Listed at 6'3" and 182 lbs, the Leduc, Alberta native may still be filling out his frame but he is already a physical presence. He's a strong battler along the boards and seems well on his way to becoming a prototypical WHL power forward. In fact, Seattle has a number of young players who seem to fit that same physical mode. The T-birds currently have nine rookies on the roster, either 16 or 17 years old, who average 6'2" and 189 lbs. and they are still growing. They offer lots of promise. Of course size means nothing without the skill and that is the task before these players, to develop their game to best utilize that size.
I have no problem with the third period Turner Ottenbreit hit on Joachim Blichfeld being called a penalty. Bang-bang play and in real time you have to give the official the right to make that call as he sees it. I don't believe it was a check to the head though. Interference was probably the more proper call as it looks like the puck is past both players at the point of contact. But after seeing the replay from two different camera shots, Ottenbreit never leaves his skates, tucks his right arm into his body and delivers a shoulder to shoulder check.
The pass up ice put Blichfeld in a vulnerable position. He's reaching for the puck with his head down. Ottenbreit's job is to separate the player from the puck and prevent him from entering the defensive zone cleanly. It's a timing play and Otto's timing may have been off by a mere fraction of a second. Is it a dirty play? No. Is it an intent to injure play? No. It's a hockey play. To not make the hit would be asking Ottenbreit to give Blichfeld a potential breakaway opportunity. Does Ottenbreit play the game on the edge? Yes, but so do most of those who play this game. The WHL, and hockey in general for that matter, would like to get those high hits out of the game. Player safety should be paramount but its a contact sport and the hit delivered by Otto is taught throughout the game.

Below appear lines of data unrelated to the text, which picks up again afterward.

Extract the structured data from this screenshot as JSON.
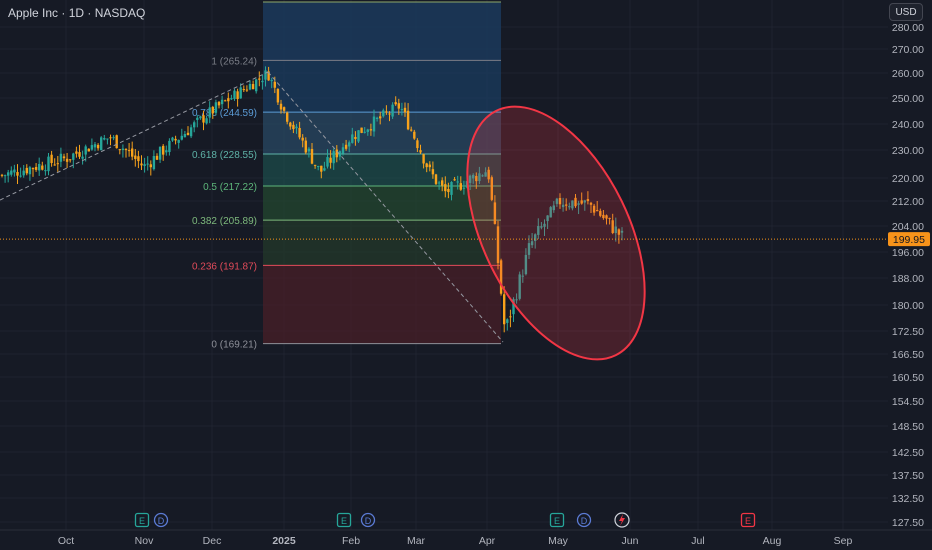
{
  "header": {
    "title": "Apple Inc · 1D · NASDAQ",
    "currency": "USD"
  },
  "colors": {
    "background": "#161a25",
    "up": "#26a69a",
    "down": "#f7a21b",
    "ellipse": "#f23645",
    "last_price_bg": "#f7931a"
  },
  "chart_data": {
    "type": "candlestick",
    "title": "",
    "xlabel": "",
    "ylabel": "",
    "ylim": [
      125,
      284
    ],
    "y_ticks": [
      "280.00",
      "270.00",
      "260.00",
      "250.00",
      "240.00",
      "230.00",
      "220.00",
      "212.00",
      "204.00",
      "196.00",
      "188.00",
      "180.00",
      "172.50",
      "166.50",
      "160.50",
      "154.50",
      "148.50",
      "142.50",
      "137.50",
      "132.50",
      "127.50"
    ],
    "x_ticks": [
      "Oct",
      "Nov",
      "Dec",
      "2025",
      "Feb",
      "Mar",
      "Apr",
      "May",
      "Jun",
      "Jul",
      "Aug",
      "Sep"
    ],
    "last_price": "199.95",
    "fibonacci_levels": [
      {
        "ratio": "1",
        "label": "1 (265.24)",
        "value": 265.24
      },
      {
        "ratio": "0.786",
        "label": "0.786 (244.59)",
        "value": 244.59
      },
      {
        "ratio": "0.618",
        "label": "0.618 (228.55)",
        "value": 228.55
      },
      {
        "ratio": "0.5",
        "label": "0.5 (217.22)",
        "value": 217.22
      },
      {
        "ratio": "0.382",
        "label": "0.382 (205.89)",
        "value": 205.89
      },
      {
        "ratio": "0.236",
        "label": "0.236 (191.87)",
        "value": 191.87
      },
      {
        "ratio": "0",
        "label": "0 (169.21)",
        "value": 169.21
      }
    ],
    "events": [
      {
        "letter": "E",
        "type": "earnings",
        "tick": "Nov"
      },
      {
        "letter": "D",
        "type": "dividend",
        "tick": "Nov"
      },
      {
        "letter": "E",
        "type": "earnings",
        "tick": "Feb"
      },
      {
        "letter": "D",
        "type": "dividend",
        "tick": "Feb"
      },
      {
        "letter": "E",
        "type": "earnings",
        "tick": "May"
      },
      {
        "letter": "D",
        "type": "dividend",
        "tick": "May"
      },
      {
        "letter": "E",
        "type": "earnings-upcoming",
        "tick": "Aug"
      }
    ],
    "series": [
      {
        "date": "Sep",
        "close": 221
      },
      {
        "date": "Oct",
        "close": 227
      },
      {
        "date": "Oct-late",
        "close": 235
      },
      {
        "date": "Nov",
        "close": 224
      },
      {
        "date": "Dec",
        "close": 245
      },
      {
        "date": "Dec-late",
        "close": 260
      },
      {
        "date": "2025",
        "close": 245
      },
      {
        "date": "Jan-mid",
        "close": 222
      },
      {
        "date": "Feb",
        "close": 235
      },
      {
        "date": "Feb-mid",
        "close": 247
      },
      {
        "date": "Mar",
        "close": 222
      },
      {
        "date": "Mar-mid",
        "close": 215
      },
      {
        "date": "Apr",
        "close": 223
      },
      {
        "date": "Apr-8",
        "close": 172
      },
      {
        "date": "Apr-mid",
        "close": 198
      },
      {
        "date": "May",
        "close": 212
      },
      {
        "date": "May-mid",
        "close": 211
      },
      {
        "date": "Jun",
        "close": 200
      }
    ]
  }
}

What isn't up for debate is the response by Portland's Alex Overhardt. In the heat of the moment he races up ice to deliver a two-handed baseball bat-like swinging slash to the back of Ottenbreit's knees. This is not a hockey play. This is a play with one purpose, intent to injure. Suspend Ottenbreit because you deem him a repeat offender? Fine, but Overhardt deserves a suspension as well. A crime of passion is still a crime. Do I think Overhardt is a dirty player? No, he got caught up in the heat of the moment and tried to deliver frontier justice. But the league needs to come down hard on his actions otherwise, they are condoning it. You can't complain about the Ottenbreit hit then look past Overhardt's actions. That would be the height of hypocrisy.

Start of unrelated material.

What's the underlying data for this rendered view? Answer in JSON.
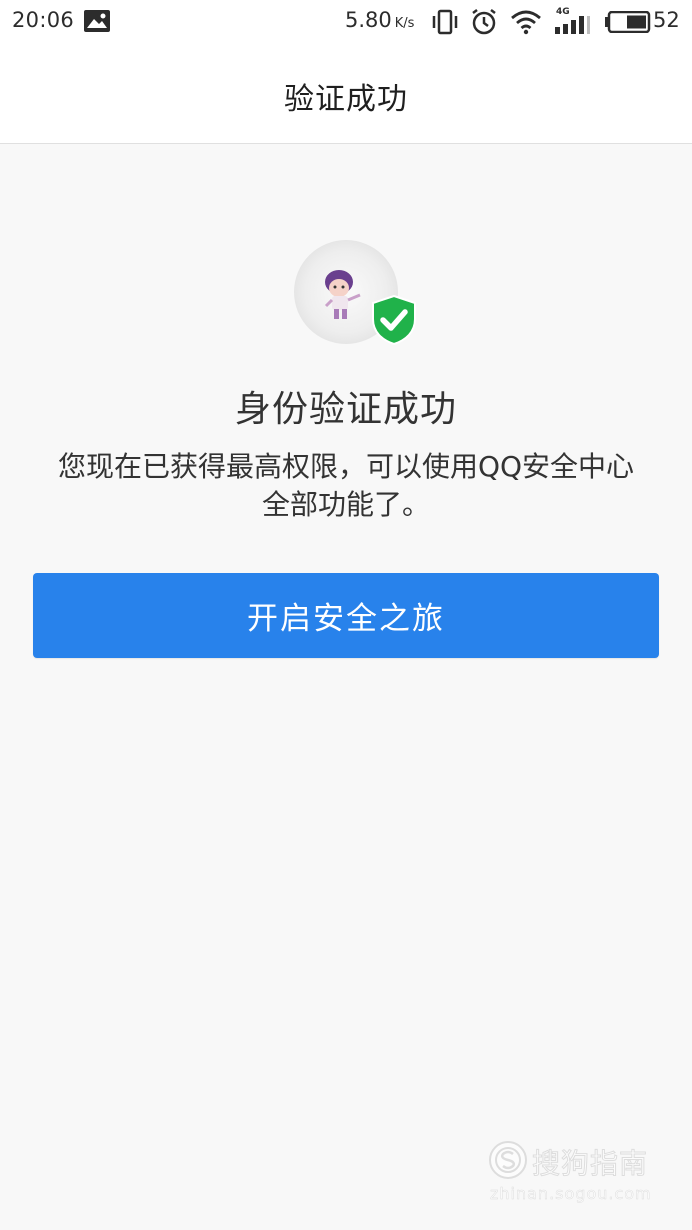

My T-birds three stars for September:
Third Star: Goalie Matt Berlin. Carl Stankowski injured? Call the Wall. All Berlin does with Stankowski on the sideline is win games or earn Seattle points in the standings. He's now 9-2-2-0 in his T-birds career which isn't yet one year old. That includes 2-0 and 64 saves on 68 shots to begin the new season.

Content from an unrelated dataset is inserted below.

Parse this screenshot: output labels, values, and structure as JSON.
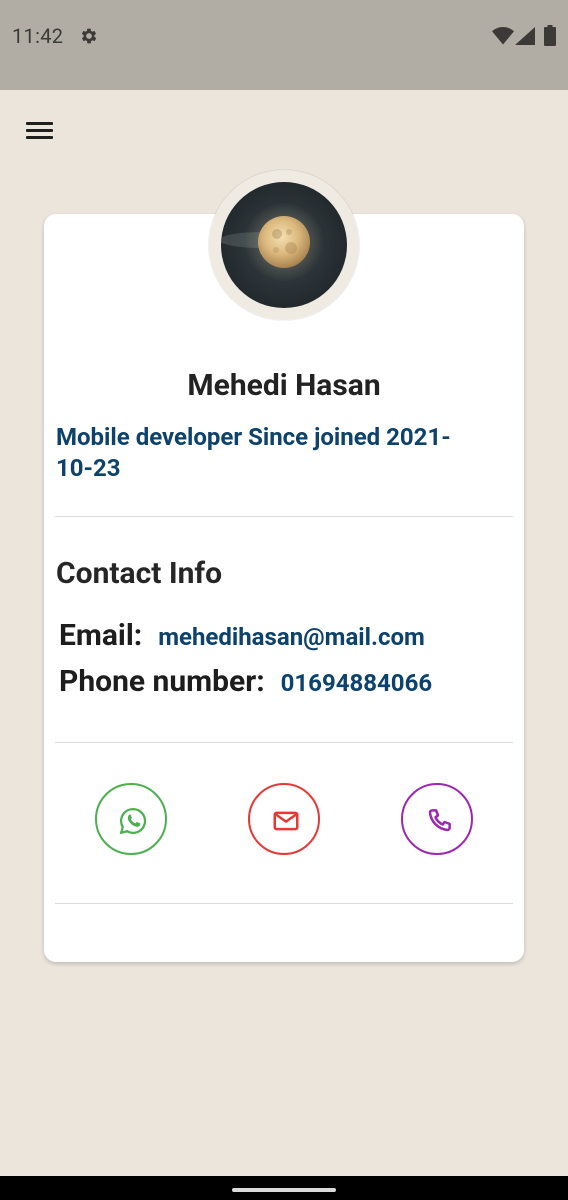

Second Star: RW Sami Moilanen. The Sipoo, Finland native is off to a strong start in his second season, scoring four goals in three games, including a hat trick in Friday's win over PG. What sometimes gets lost in his offensive numbers is his ability to play a complete 200-foot game and be a strong penalty killer. He's a definite candidate to represent Finland this winter at the World Junior Championships.
First Star: Defenseman Austin Strand. Through three games he's Seattle's top scorer, averaging two points per game with six points (2g, 4a) and a +3 rating. At least early on he's filling the void on the power play created by the departure of Ethan Bear. His second power play goal Saturday in Portland was WHL Plays of the Week worthy.